About 45 min. later {still no radio traffic from 82} they come back as I could hear the siren approaching, and saw them pull up. Loo says everything under control?? No sweat Loo, we're good. Great says he. We stayed for about another hour till it was pretty well extinguished, and then went back to quarters and back in service. After that call, I got invited downstairs, into the brothers "inner sanctum" where they had much entertainment items, and "beverages". What really blew my mind, was the old beer keg that they had cut out, and made a urinal of right there in middle of the "entertainment room" which I assume had been placed there for "convenience" so one wouldn't have to go far to drop the tank so to speak.
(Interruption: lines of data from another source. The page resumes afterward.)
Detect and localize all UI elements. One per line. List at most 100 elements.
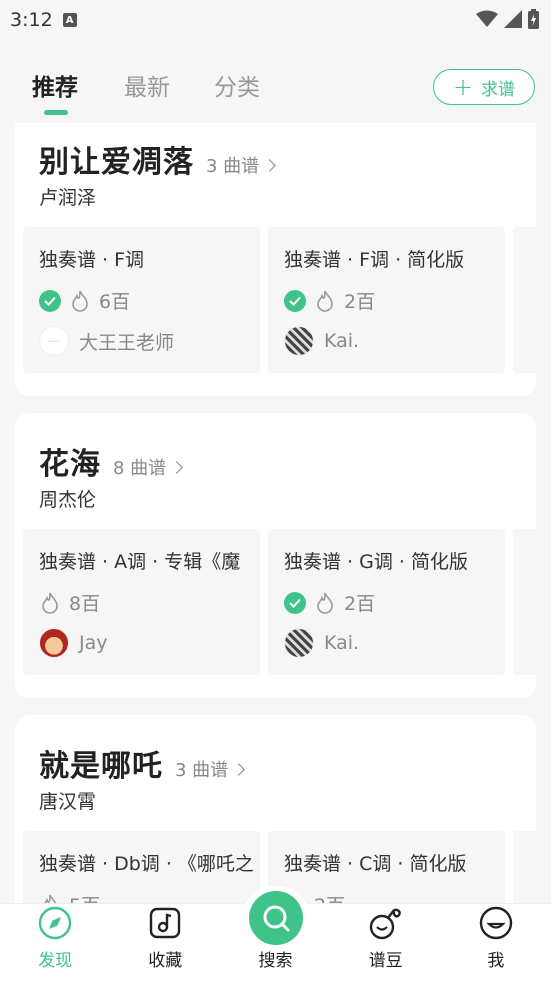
- flame-icon: [72, 290, 88, 312]
- score-meta: 2百: [284, 589, 375, 616]
- score-count-label: 8 曲谱: [113, 458, 167, 479]
- score-list: 独奏谱 · F调 6百 ⋯⋯ 大王王老师 独奏谱 · F调 · 简化版 2百 K…: [23, 227, 536, 373]
- nav-bean[interactable]: 谱豆: [331, 904, 441, 981]
- score-count-label: 3 曲谱: [206, 156, 260, 177]
- song-title[interactable]: 花海: [39, 439, 101, 483]
- flame-icon: [42, 592, 58, 614]
- score-author: Jay: [39, 628, 108, 658]
- score-card[interactable]: 独奏谱 · F调 · 简化版 2百 Kai.: [268, 227, 505, 373]
- verified-icon: [39, 289, 61, 312]
- chevron-right-icon: [170, 460, 184, 474]
- song-card[interactable]: 别让爱凋落 3 曲谱 卢润泽 独奏谱 · F调 6百 ⋯⋯ 大王王老师 独奏谱 …: [15, 123, 536, 396]
- heat-count: 6百: [99, 291, 131, 313]
- heat-count: 2百: [344, 593, 376, 615]
- battery-icon: [528, 9, 539, 29]
- score-meta: 5百: [39, 891, 100, 903]
- flame-icon: [43, 894, 57, 903]
- kai-avatar: [284, 628, 314, 658]
- request-score-button[interactable]: + 求谱: [433, 69, 535, 105]
- nav-label: 我: [487, 951, 505, 971]
- score-count[interactable]: 8 曲谱: [113, 454, 184, 480]
- score-title: 独奏谱 · Db调 · 《哪吒之: [39, 853, 254, 875]
- music-note-icon: [150, 907, 181, 939]
- score-author: Kai.: [284, 628, 359, 658]
- song-card[interactable]: 花海 8 曲谱 周杰伦 独奏谱 · A调 · 专辑《魔 8百 Jay 独奏谱 ·…: [15, 413, 536, 698]
- score-count[interactable]: 3 曲谱: [175, 756, 246, 782]
- score-title: 独奏谱 · G调 · 简化版: [284, 551, 468, 573]
- score-author: Kai.: [284, 326, 359, 356]
- smile-icon: [479, 906, 513, 940]
- artist-name: 周杰伦: [39, 489, 97, 511]
- nav-me[interactable]: 我: [441, 904, 551, 981]
- author-name: Jay: [79, 632, 108, 654]
- song-header[interactable]: 就是哪吒 3 曲谱: [39, 741, 246, 785]
- signal-icon: [504, 10, 522, 28]
- score-meta: 8百: [39, 589, 100, 616]
- score-count-label: 3 曲谱: [175, 760, 229, 781]
- author-name: 大王王老师: [79, 331, 175, 354]
- verified-icon: [284, 289, 306, 312]
- verified-icon: [284, 591, 306, 614]
- score-meta: 6百: [39, 287, 130, 314]
- score-title: 独奏谱 · F调 · 简化版: [284, 249, 465, 271]
- heat-count: 2百: [344, 291, 376, 313]
- search-icon: [263, 905, 290, 932]
- heat-count: 5百: [69, 891, 100, 903]
- score-title: 独奏谱 · F调: [39, 249, 145, 271]
- artist-name: 唐汉霄: [39, 791, 97, 813]
- nav-label: 谱豆: [368, 951, 403, 971]
- tab-category[interactable]: 分类: [214, 68, 260, 102]
- status-icons: [476, 9, 539, 29]
- song-title[interactable]: 就是哪吒: [39, 741, 163, 785]
- kai-avatar: [284, 326, 314, 356]
- nav-label: 收藏: [148, 951, 183, 971]
- bean-icon: [369, 908, 401, 940]
- jay-avatar: [39, 628, 69, 658]
- flame-icon: [317, 592, 333, 614]
- author-name: Kai.: [324, 330, 360, 352]
- score-author: ⋯⋯ 大王王老师: [39, 326, 174, 356]
- song-feed[interactable]: 别让爱凋落 3 曲谱 卢润泽 独奏谱 · F调 6百 ⋯⋯ 大王王老师 独奏谱 …: [0, 123, 551, 903]
- wifi-icon: [476, 10, 498, 27]
- score-card[interactable]: 独奏谱 · A调 · 专辑《魔 8百 Jay: [23, 529, 260, 675]
- flame-icon: [317, 290, 333, 312]
- top-tabs: 推荐 最新 分类 + 求谱: [0, 62, 551, 122]
- score-card[interactable]: 独奏谱 · Db调 · 《哪吒之 5百: [23, 831, 260, 903]
- score-list: 独奏谱 · A调 · 专辑《魔 8百 Jay 独奏谱 · G调 · 简化版 2百: [23, 529, 536, 675]
- bottom-nav: 发现 收藏 搜索 谱豆 我: [0, 886, 551, 981]
- active-tab-indicator: [44, 110, 68, 115]
- score-card[interactable]: 独奏谱 · C调 · 简化版 2百: [268, 831, 505, 903]
- teacher-avatar: ⋯⋯: [39, 326, 69, 356]
- score-title: 独奏谱 · A调 · 专辑《魔: [39, 551, 241, 573]
- app-notification-icon: A: [62, 13, 77, 27]
- chevron-right-icon: [263, 158, 277, 172]
- artist-name: 卢润泽: [39, 187, 97, 209]
- score-card-partial[interactable]: [513, 227, 536, 373]
- nav-favorites[interactable]: 收藏: [110, 904, 220, 981]
- compass-icon: [38, 906, 72, 940]
- nav-label: 发现: [38, 951, 73, 971]
- heat-count: 8百: [69, 593, 101, 615]
- nav-label: 搜索: [258, 951, 293, 971]
- request-score-label: 求谱: [481, 79, 516, 100]
- nav-discover[interactable]: 发现: [0, 904, 110, 981]
- heat-count: 2百: [314, 891, 345, 903]
- score-card[interactable]: 独奏谱 · G调 · 简化版 2百 Kai.: [268, 529, 505, 675]
- score-count[interactable]: 3 曲谱: [206, 152, 277, 178]
- author-name: Kai.: [324, 632, 360, 654]
- chevron-right-icon: [232, 762, 246, 776]
- plus-icon: +: [452, 73, 474, 101]
- score-card-partial[interactable]: [513, 529, 536, 675]
- song-header[interactable]: 花海 8 曲谱: [39, 439, 184, 483]
- score-meta: 2百: [284, 287, 375, 314]
- status-bar: 3:12 A: [0, 0, 551, 40]
- score-card[interactable]: 独奏谱 · F调 6百 ⋯⋯ 大王王老师: [23, 227, 260, 373]
- tab-latest[interactable]: 最新: [124, 68, 170, 102]
- song-header[interactable]: 别让爱凋落 3 曲谱: [39, 137, 277, 181]
- song-title[interactable]: 别让爱凋落: [39, 137, 194, 181]
- status-time: 3:12: [10, 9, 53, 31]
- score-card-partial[interactable]: [513, 831, 536, 903]
- search-button[interactable]: [249, 891, 303, 945]
- song-card[interactable]: 就是哪吒 3 曲谱 唐汉霄 独奏谱 · Db调 · 《哪吒之 5百 独奏谱 · …: [15, 715, 536, 903]
- tab-recommended[interactable]: 推荐: [32, 68, 78, 102]
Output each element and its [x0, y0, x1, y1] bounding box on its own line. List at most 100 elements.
I made good friends there among Dennis Smith's former shift members, but none better than Buddy Croce. Buddy was an adjunct big brother, father confessor, and house cook. Although I never rode with him on the truck, we just hit it off pretty good.
All the brothers there always treated me as one of their own, and I never felt like an outsider. I still remember all the burned out 5 & 6 st tenements, and I could never get over the scene of the Bronx in those days looking much like I had seen of WWII pictures of Berlin being bombed out, there was hardly a difference in appearance.
I always had a great time there at La Casa Grande, and I'll never forget those days riding with E-82 & L-31.